SigNoz / signoz-otel-collector

SigNoz distro for OpenTelemetry Collector
44 stars 39 forks source link

feat: change body index to ngram #309

Closed nityanandagohain closed 2 months ago

nityanandagohain commented 5 months ago

migration to add ngram index to body.

fixes https://github.com/SigNoz/signoz/issues/4259

srikanthccv commented 5 months ago

A short length ngram also means there is a scope of false positives in many contexts. Imagine the IP address being part of the body and the IP range is 10.8.x.y - for such a dataset all granules may match because the prefix matches. This can manifest in several forms and becomes a problem as the more diverse users we onboard. Our benchmarks are only as good as our test data.

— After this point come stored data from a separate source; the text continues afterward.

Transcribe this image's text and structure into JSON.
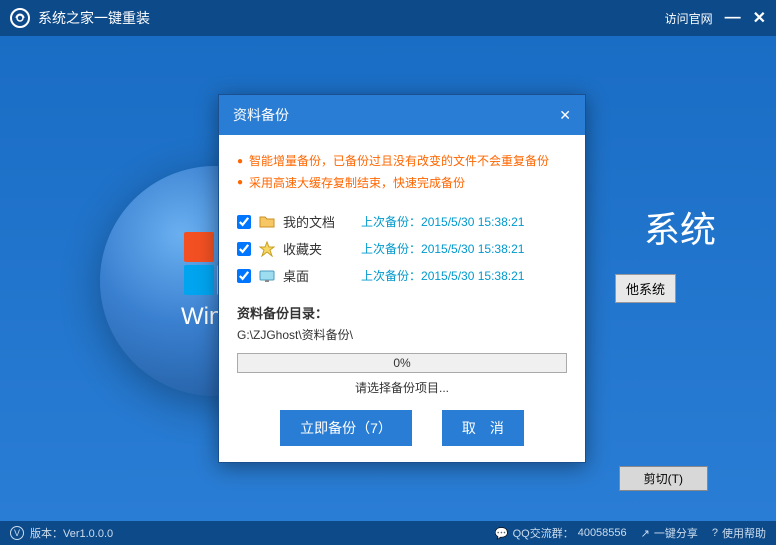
{
  "titlebar": {
    "app_title": "系统之家一键重装",
    "visit_link": "访问官网"
  },
  "background": {
    "orb_text": "Windo",
    "side_text": "系统",
    "other_system_btn": "他系统"
  },
  "modal": {
    "title": "资料备份",
    "bullets": [
      "智能增量备份，已备份过且没有改变的文件不会重复备份",
      "采用高速大缓存复制结束，快速完成备份"
    ],
    "items": [
      {
        "name": "我的文档",
        "last_prefix": "上次备份：",
        "last_time": "2015/5/30 15:38:21",
        "checked": true
      },
      {
        "name": "收藏夹",
        "last_prefix": "上次备份：",
        "last_time": "2015/5/30 15:38:21",
        "checked": true
      },
      {
        "name": "桌面",
        "last_prefix": "上次备份：",
        "last_time": "2015/5/30 15:38:21",
        "checked": true
      }
    ],
    "dir_label": "资料备份目录：",
    "dir_path": "G:\\ZJGhost\\资料备份\\",
    "progress_pct": "0%",
    "hint": "请选择备份项目...",
    "backup_btn": "立即备份（7）",
    "cancel_btn": "取　消"
  },
  "context": {
    "cut_btn": "剪切(T)"
  },
  "footer": {
    "version_label": "版本：",
    "version": "Ver1.0.0.0",
    "qq_label": "QQ交流群：",
    "qq": "40058556",
    "share": "一键分享",
    "help": "使用帮助"
  }
}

This fix will help some users and we should roll it out but I'd also suggest continuing to look into more options if possible.

nityanandagohain commented 5 months ago

I think it depends more on the cardinality rather than perfixes, if your data is higly cardinal the index will be able to benifit the query.

In the above on if the ip adress is highly cardinal it will be able to skip granules easily. because even the last ngram will result in a unique hash.

nityanandagohain commented 2 months ago

@srikanthccv I have updated only the value of index to 60KB from 50KB, please have a look once.